As a novel, I found it quite flimsy: unambitious plot and characters who aren’t quite, well, characters despite (perhaps because of) the big brushstrokes with which they are painted. I found white working-class Julia the most interesting of his three leading female characters.

But as a novel of ideas – an essay in other words – it’s very interesting. And when it uses its near-to-death main character Mamoon to say things of which London literary society might disapprove if you said them in your own voice, it’s interesting and fun. 

Thus Mamoon:

"[On George Orwell] All that ABC writing, the plain style,the bare, empty mind with a strong undertow of sadism, the sentimental socialism and Big Brother and the pigs, and nothing about love - intolerable. No adult apart from a teacher would bother with one of his novels." (page 92)

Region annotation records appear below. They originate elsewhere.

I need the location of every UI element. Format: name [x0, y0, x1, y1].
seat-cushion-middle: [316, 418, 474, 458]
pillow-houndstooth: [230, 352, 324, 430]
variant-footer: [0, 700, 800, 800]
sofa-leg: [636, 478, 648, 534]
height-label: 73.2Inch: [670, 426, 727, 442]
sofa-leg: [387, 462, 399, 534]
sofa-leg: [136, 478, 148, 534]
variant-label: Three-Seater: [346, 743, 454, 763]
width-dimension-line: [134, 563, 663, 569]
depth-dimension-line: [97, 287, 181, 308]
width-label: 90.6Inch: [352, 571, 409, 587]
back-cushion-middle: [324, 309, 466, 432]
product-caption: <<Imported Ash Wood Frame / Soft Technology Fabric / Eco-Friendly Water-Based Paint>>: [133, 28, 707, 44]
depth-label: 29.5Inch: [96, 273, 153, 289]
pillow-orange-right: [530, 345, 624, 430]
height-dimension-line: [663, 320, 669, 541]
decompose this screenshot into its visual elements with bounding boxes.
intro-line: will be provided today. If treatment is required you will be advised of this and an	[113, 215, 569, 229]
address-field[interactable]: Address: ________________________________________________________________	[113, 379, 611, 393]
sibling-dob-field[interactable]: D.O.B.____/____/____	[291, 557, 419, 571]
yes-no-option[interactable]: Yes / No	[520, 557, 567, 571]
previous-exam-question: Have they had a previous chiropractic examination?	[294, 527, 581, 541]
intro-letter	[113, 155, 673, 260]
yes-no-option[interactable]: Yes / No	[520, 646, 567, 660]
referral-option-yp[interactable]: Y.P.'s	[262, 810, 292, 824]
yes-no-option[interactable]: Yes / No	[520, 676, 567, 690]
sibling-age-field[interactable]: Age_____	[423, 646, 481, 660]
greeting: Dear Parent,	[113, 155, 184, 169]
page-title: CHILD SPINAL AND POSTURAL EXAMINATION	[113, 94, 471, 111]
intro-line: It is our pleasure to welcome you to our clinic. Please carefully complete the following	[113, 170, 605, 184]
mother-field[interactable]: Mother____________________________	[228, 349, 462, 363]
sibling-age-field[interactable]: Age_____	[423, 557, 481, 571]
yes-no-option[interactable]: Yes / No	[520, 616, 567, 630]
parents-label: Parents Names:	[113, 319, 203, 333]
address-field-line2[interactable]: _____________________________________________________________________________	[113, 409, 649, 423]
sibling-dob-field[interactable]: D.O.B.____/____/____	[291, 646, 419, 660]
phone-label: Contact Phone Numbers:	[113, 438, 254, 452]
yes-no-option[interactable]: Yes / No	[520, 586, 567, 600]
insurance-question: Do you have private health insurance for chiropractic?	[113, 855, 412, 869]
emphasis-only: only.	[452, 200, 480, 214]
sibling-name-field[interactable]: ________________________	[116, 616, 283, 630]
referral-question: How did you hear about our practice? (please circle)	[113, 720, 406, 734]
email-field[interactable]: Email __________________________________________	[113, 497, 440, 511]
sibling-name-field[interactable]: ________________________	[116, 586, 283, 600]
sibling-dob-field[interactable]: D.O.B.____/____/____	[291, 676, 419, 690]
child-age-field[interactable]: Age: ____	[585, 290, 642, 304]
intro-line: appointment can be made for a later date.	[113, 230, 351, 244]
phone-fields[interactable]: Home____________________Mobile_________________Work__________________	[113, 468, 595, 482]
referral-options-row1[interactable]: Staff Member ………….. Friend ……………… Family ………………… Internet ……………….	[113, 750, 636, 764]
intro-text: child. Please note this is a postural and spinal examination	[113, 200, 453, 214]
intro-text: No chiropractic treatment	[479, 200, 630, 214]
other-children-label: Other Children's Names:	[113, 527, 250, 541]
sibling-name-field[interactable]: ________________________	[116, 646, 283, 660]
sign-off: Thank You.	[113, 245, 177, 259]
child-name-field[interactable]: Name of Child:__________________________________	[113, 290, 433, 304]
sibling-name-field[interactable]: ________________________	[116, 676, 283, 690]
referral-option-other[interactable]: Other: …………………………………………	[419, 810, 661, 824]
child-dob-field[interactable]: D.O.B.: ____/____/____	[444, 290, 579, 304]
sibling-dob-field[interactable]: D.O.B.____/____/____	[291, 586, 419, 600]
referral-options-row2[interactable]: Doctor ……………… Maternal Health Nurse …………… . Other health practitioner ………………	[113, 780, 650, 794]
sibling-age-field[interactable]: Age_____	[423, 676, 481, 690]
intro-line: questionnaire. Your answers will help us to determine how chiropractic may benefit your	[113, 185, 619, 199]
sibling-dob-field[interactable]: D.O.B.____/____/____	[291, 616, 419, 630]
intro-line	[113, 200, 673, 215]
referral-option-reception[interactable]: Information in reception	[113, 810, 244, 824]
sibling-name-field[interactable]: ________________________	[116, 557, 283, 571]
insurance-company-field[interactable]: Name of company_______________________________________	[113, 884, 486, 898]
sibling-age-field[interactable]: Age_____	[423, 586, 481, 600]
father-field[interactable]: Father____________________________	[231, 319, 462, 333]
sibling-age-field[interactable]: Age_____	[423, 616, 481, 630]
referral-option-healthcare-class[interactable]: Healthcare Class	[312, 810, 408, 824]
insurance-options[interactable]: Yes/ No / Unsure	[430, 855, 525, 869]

“One falls in love, and then learns, for the duration [of a marriage] that one is at the mercy of someone else’s childhood” ( 115)

“The truth is, everything we really desire is either forbidden, immoral or unhealthy, and, if you’re lucky, all three at once” ( 275)

“[Of his personal archive] It’s all going to the university this week. I should have stuffed it in the grate. Ted Hughes, whom I knew and loved, had the right idea with Sylvia’s diaries – push them in the oven after the woman’s head. Otherwise those unreadable academics never stop trying to make their careers and a good income out of it, while making the man look like an ogre. They see it as they wish, without imagination. And it is ordinary male sexuality that they hate” (300)


But reading this last rant, I did wonder if Kureishi did not quite have the courage of his character’s convictions and has left it to the reader to silently insert "politically correct" or “female” before “academics”. Perhaps that's unfair; maybe an editor took something out as an outrage too far. Elsewhere, Kureishi does allow Mamoon his racism.